Two modest houses from before the Civil War; the brick house at left is dated 1842.
A small apartment building with a well-balanced classical front.
Some fine woodwork surrounds a front door.
The colorful dormer steals the show, but enlarge the picture to appreciate the terra-cotta grotesques on the cornice.
This little building looks as though it dates from the 1920s. Although it is quite different in style from its neighbors, it fits harmoniously by sharing the same setback and similar height.
A backstreet grocery that is currently functioning as a backstreet grocery—an unusual phenomenon in city neighborhoods these days. The apartment building above it has some interesting and attractive brickwork.
This section of North Charles Street has had at least four names. It began as Union Avenue; then it took on the name of Taggart Street, the continuation of the street to the south; then, when Allegheny was absorbed by Pittsburgh, Charles Street, the continuation of the street to the north and east, was renamed Taggart Street, to distinguish it from Charles Street on the Hill, which itself was soon renamed Elmore Street; and then for some reason the whole street was renamed Charles Street North, which has gradually turned into North Charles Street.
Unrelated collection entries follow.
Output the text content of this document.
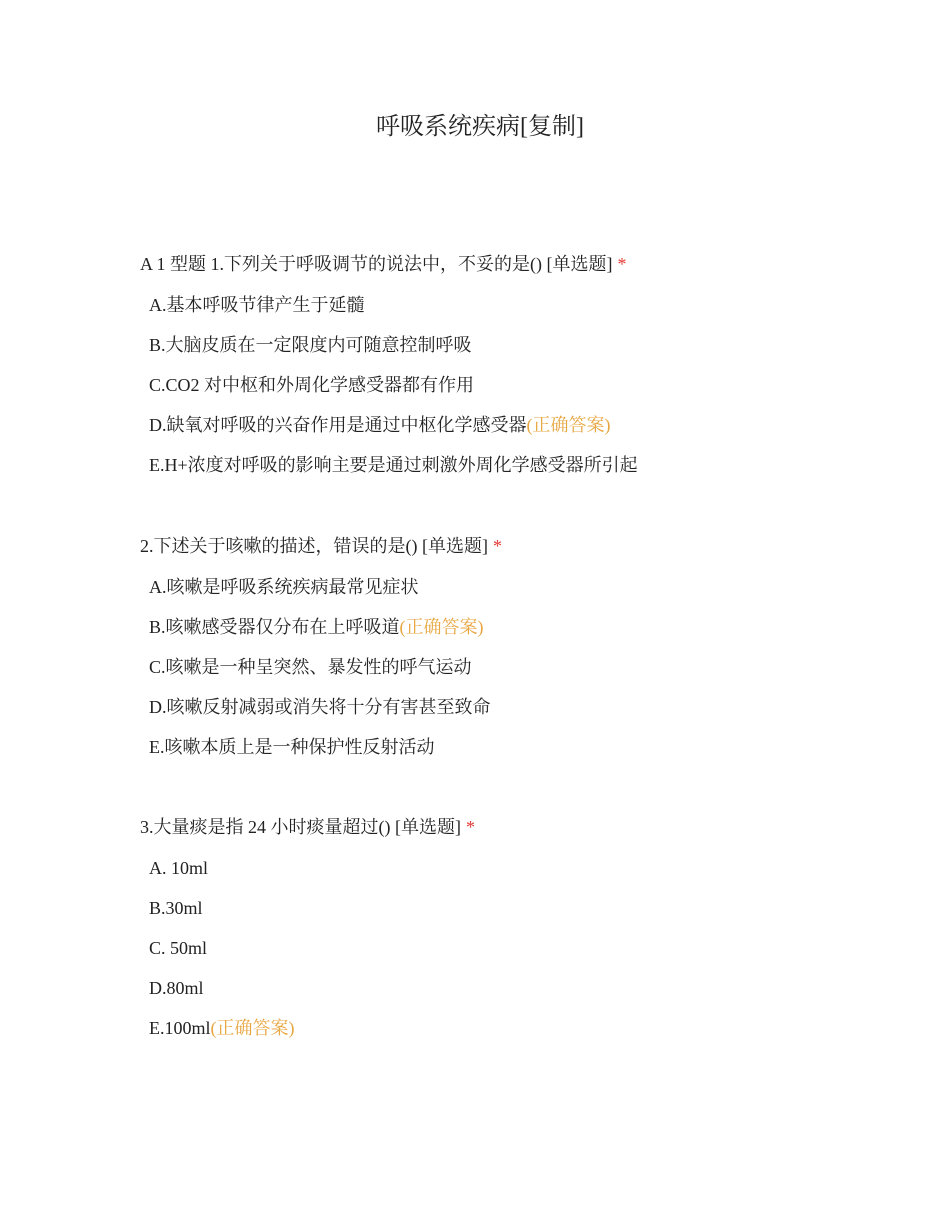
呼吸系统疾病[复制]

A 1 型题 1.下列关于呼吸调节的说法中，不妥的是() [单选题] *

A.基本呼吸节律产生于延髓
B.大脑皮质在一定限度内可随意控制呼吸
C.CO2 对中枢和外周化学感受器都有作用
D.缺氧对呼吸的兴奋作用是通过中枢化学感受器(正确答案)
E.H+浓度对呼吸的影响主要是通过刺激外周化学感受器所引起

2.下述关于咳嗽的描述，错误的是() [单选题] *

A.咳嗽是呼吸系统疾病最常见症状
B.咳嗽感受器仅分布在上呼吸道(正确答案)
C.咳嗽是一种呈突然、暴发性的呼气运动
D.咳嗽反射减弱或消失将十分有害甚至致命
E.咳嗽本质上是一种保护性反射活动

3.大量痰是指 24 小时痰量超过() [单选题] *

A. 10ml
B.30ml
C. 50ml
D.80ml
E.100ml(正确答案)
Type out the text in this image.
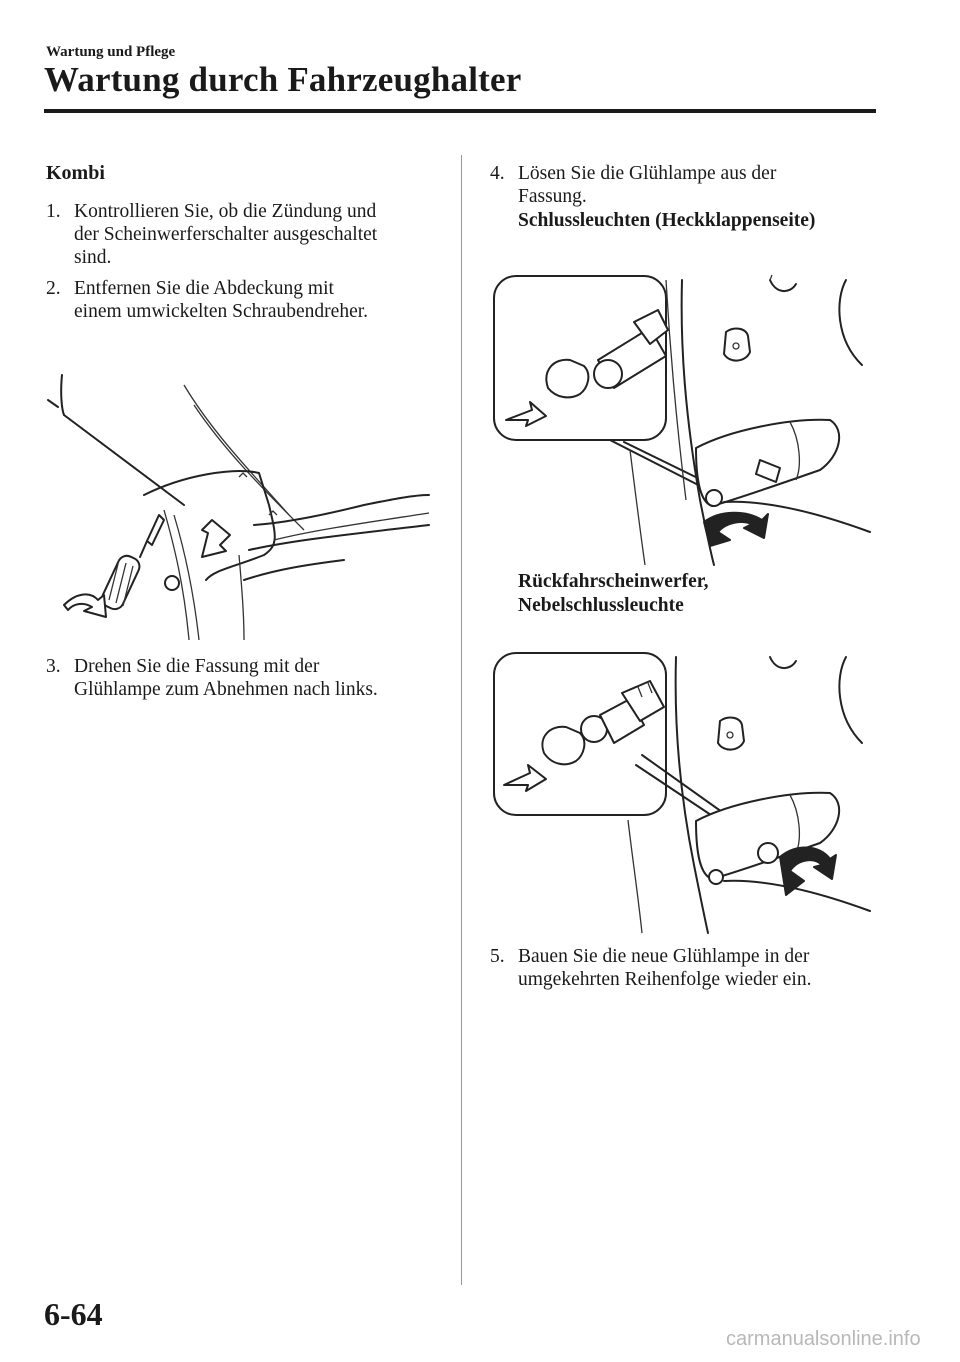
Wartung und Pflege
Wartung durch Fahrzeughalter
Kombi
1. Kontrollieren Sie, ob die Zündung und
der Scheinwerferschalter ausgeschaltet
sind.
2. Entfernen Sie die Abdeckung mit
einem umwickelten Schraubendreher.
3. Drehen Sie die Fassung mit der
Glühlampe zum Abnehmen nach links.
4. Lösen Sie die Glühlampe aus der
Fassung.
Schlussleuchten (Heckklappenseite)
Rückfahrscheinwerfer,
Nebelschlussleuchte
5. Bauen Sie die neue Glühlampe in der
umgekehrten Reihenfolge wieder ein.
6-64
carmanualsonline.info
At any rate, under all its names, this used to be the central street of a narrow neighborhood in the valley or ravine leading up to Perry Hilltop. Whole streets crowded with little frame houses have disappeared, leaving occasional isolated survivors. This substantial brick building may go back as far as the 1870s, though if so it has been heavily altered; or it may have replaced another brick building of similar dimensions. Either way, it is an interesting building to look at, so we need no more excuse for publishing its picture.